M. André Gattolin . - Je suis également très satisfait de ce colloque. Il importe d'avoir une vision globale et d'éviter les réformes par « petits bouts ».

Soyons à l'initiative, alors que le Gouvernement semble être au point mort.

Je suis toujours frappé par la méconnaissance de l'offre et du périmètre de l'audiovisuel public chez nos concitoyens.

En la matière, il me semble que nous avons une vision plus quantitative que qualitative. Or, on est passé de Radioscopie de Jacques Chancel à l'émission de Laurent Ruquier, qui est une véritable entreprise de démolition. C'est un vrai problème. Par ailleurs, les journaux de France 3 en régions ne dispensent pas assez d'informations générales et politiques.
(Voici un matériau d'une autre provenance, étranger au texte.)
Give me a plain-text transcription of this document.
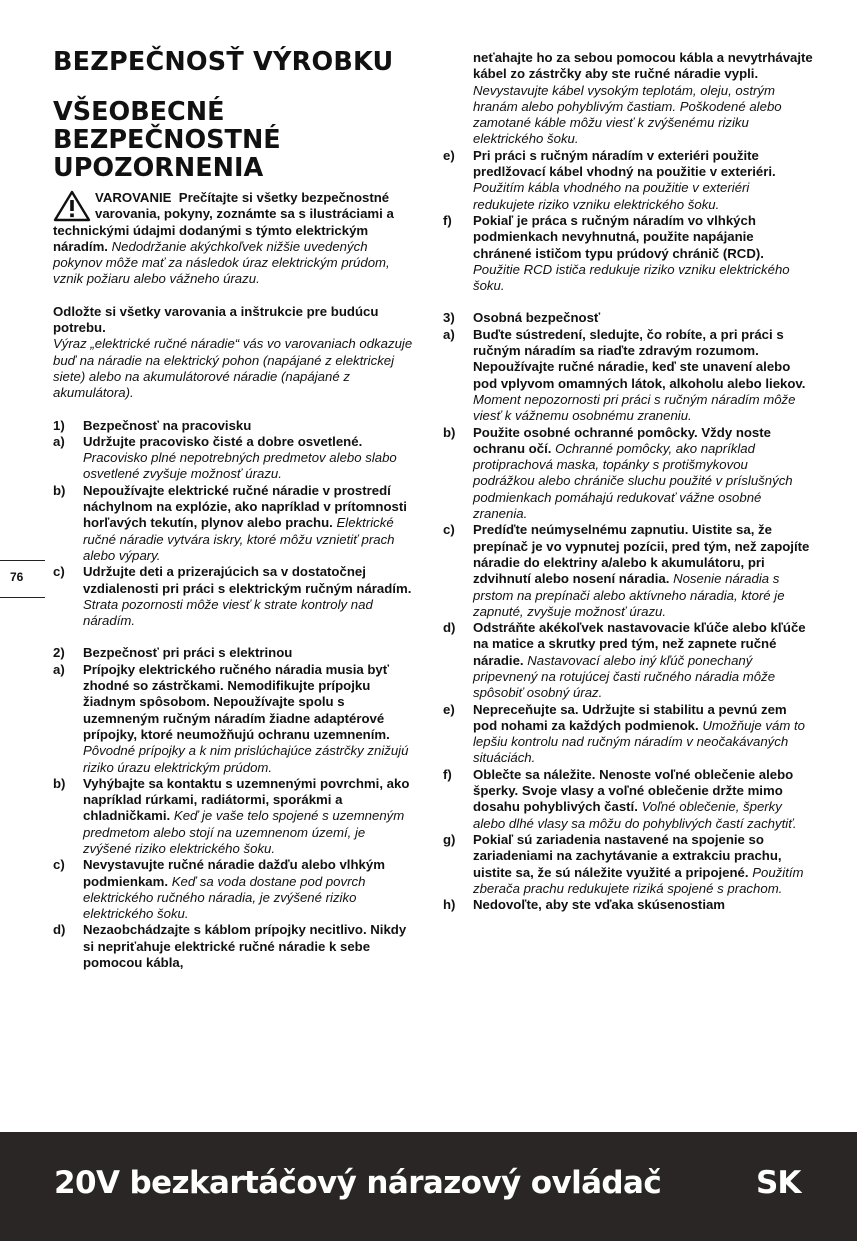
BEZPEČNOSŤ VÝROBKU
VŠEOBECNÉ BEZPEČNOSTNÉ UPOZORNENIA
76

VAROVANIE Prečítajte si všetky bezpečnostné varovania, pokyny, zoznámte sa s ilustráciami a technickými údajmi dodanými s týmto elektrickým náradím. Nedodržanie akýchkoľvek nižšie uvedených pokynov môže mať za následok úraz elektrickým prúdom, vznik požiaru alebo vážneho úrazu.

Odložte si všetky varovania a inštrukcie pre budúcu potrebu.
Výraz „elektrické ručné náradie“ vás vo varovaniach odkazuje buď na náradie na elektrický pohon (napájané z elektrickej siete) alebo na akumulátorové náradie (napájané z akumulátora).

1)	Bezpečnosť na pracovisku
a)	Udržujte pracovisko čisté a dobre osvetlené. Pracovisko plné nepotrebných predmetov alebo slabo osvetlené zvyšuje možnosť úrazu.
b)	Nepoužívajte elektrické ručné náradie v prostredí náchylnom na explózie, ako napríklad v prítomnosti horľavých tekutín, plynov alebo prachu. Elektrické ručné náradie vytvára iskry, ktoré môžu vznietiť prach alebo výpary.
c)	Udržujte deti a prizerajúcich sa v dostatočnej vzdialenosti pri práci s elektrickým ručným náradím. Strata pozornosti môže viesť k strate kontroly nad náradím.
2)	Bezpečnosť pri práci s elektrinou
a)	Prípojky elektrického ručného náradia musia byť zhodné so zástrčkami. Nemodifikujte prípojku žiadnym spôsobom. Nepoužívajte spolu s uzemneným ručným náradím žiadne adaptérové prípojky, ktoré neumožňujú ochranu uzemnením. Pôvodné prípojky a k nim prislúchajúce zástrčky znižujú riziko úrazu elektrickým prúdom.
b)	Vyhýbajte sa kontaktu s uzemnenými povrchmi, ako napríklad rúrkami, radiátormi, sporákmi a chladničkami. Keď je vaše telo spojené s uzemneným predmetom alebo stojí na uzemnenom území, je zvýšené riziko elektrického šoku.
c)	Nevystavujte ručné náradie dažďu alebo vlhkým podmienkam. Keď sa voda dostane pod povrch elektrického ručného náradia, je zvýšené riziko elektrického šoku.
d)	Nezaobchádzajte s káblom prípojky necitlivo. Nikdy si nepriťahuje elektrické ručné náradie k sebe pomocou kábla,
neťahajte ho za sebou pomocou kábla a nevytrhávajte kábel zo zástrčky aby ste ručné náradie vypli. Nevystavujte kábel vysokým teplotám, oleju, ostrým hranám alebo pohyblivým častiam. Poškodené alebo zamotané káble môžu viesť k zvýšenému riziku elektrického šoku.
e)	Pri práci s ručným náradím v exteriéri použite predlžovací kábel vhodný na použitie v exteriéri. Použitím kábla vhodného na použitie v exteriéri redukujete riziko vzniku elektrického šoku.
f)	Pokiaľ je práca s ručným náradím vo vlhkých podmienkach nevyhnutná, použite napájanie chránené ističom typu prúdový chránič (RCD). Použitie RCD ističa redukuje riziko vzniku elektrického šoku.
3)	Osobná bezpečnosť
a)	Buďte sústredení, sledujte, čo robíte, a pri práci s ručným náradím sa riaďte zdravým rozumom. Nepoužívajte ručné náradie, keď ste unavení alebo pod vplyvom omamných látok, alkoholu alebo liekov. Moment nepozornosti pri práci s ručným náradím môže viesť k vážnemu osobnému zraneniu.
b)	Použite osobné ochranné pomôcky. Vždy noste ochranu očí. Ochranné pomôcky, ako napríklad protiprachová maska, topánky s protišmykovou podrážkou alebo chrániče sluchu použité v príslušných podmienkach pomáhajú redukovať vážne osobné zranenia.
c)	Predíďte neúmyselnému zapnutiu. Uistite sa, že prepínač je vo vypnutej pozícii, pred tým, než zapojíte náradie do elektriny a/alebo k akumulátoru, pri zdvihnutí alebo nosení náradia. Nosenie náradia s prstom na prepínači alebo aktívneho náradia, ktoré je zapnuté, zvyšuje možnosť úrazu.
d)	Odstráňte akékoľvek nastavovacie kľúče alebo kľúče na matice a skrutky pred tým, než zapnete ručné náradie. Nastavovací alebo iný kľúč ponechaný pripevnený na rotujúcej časti ručného náradia môže spôsobiť osobný úraz.
e)	Nepreceňujte sa. Udržujte si stabilitu a pevnú zem pod nohami za každých podmienok. Umožňuje vám to lepšiu kontrolu nad ručným náradím v neočakávaných situáciách.
f)	Oblečte sa náležite. Nenoste voľné oblečenie alebo šperky. Svoje vlasy a voľné oblečenie držte mimo dosahu pohyblivých častí. Voľné oblečenie, šperky alebo dlhé vlasy sa môžu do pohyblivých častí zachytiť.
g)	Pokiaľ sú zariadenia nastavené na spojenie so zariadeniami na zachytávanie a extrakciu prachu, uistite sa, že sú náležite využité a pripojené. Použitím zberača prachu redukujete riziká spojené s prachom.
h)	Nedovoľte, aby ste vďaka skúsenostiam
20V bezkartáčový nárazový ovládač	SK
Bref, nous ne ferons pas l'économie d'une réflexion sur les programmes, tant nationaux que régionaux.

Par ailleurs, nous n'avons aucune étude du Conseil supérieur de l'audiovisuel (CSA) sur le pluralisme, hors des périodes de campagne électorale.

Mme Catherine Morin-Desailly, présidente . - Nous aurons bientôt l'occasion d'interroger Olivier Schrameck sur le sujet.

M. André Gattolin . - Je lui demanderai également pourquoi le CSA n'applique pas la loi du 20 décembre 2016, à l'origine de laquelle se trouve une proposition de loi que j'avais déposée, et qui lui fait obligation de nous remettre un rapport sur la publicité qui accompagne les programmes télévisés à destination de la jeunesse.

M. David Assouline . - J'ai, moi aussi, trouvé cette journée remarquable. Le Sénat est vraiment à la hauteur de l'enjeu, au contraire du Gouvernement et de l'Assemblée nationale. Quel est cet enjeu fondamental ? Il s'agit de contrer les GAFAN.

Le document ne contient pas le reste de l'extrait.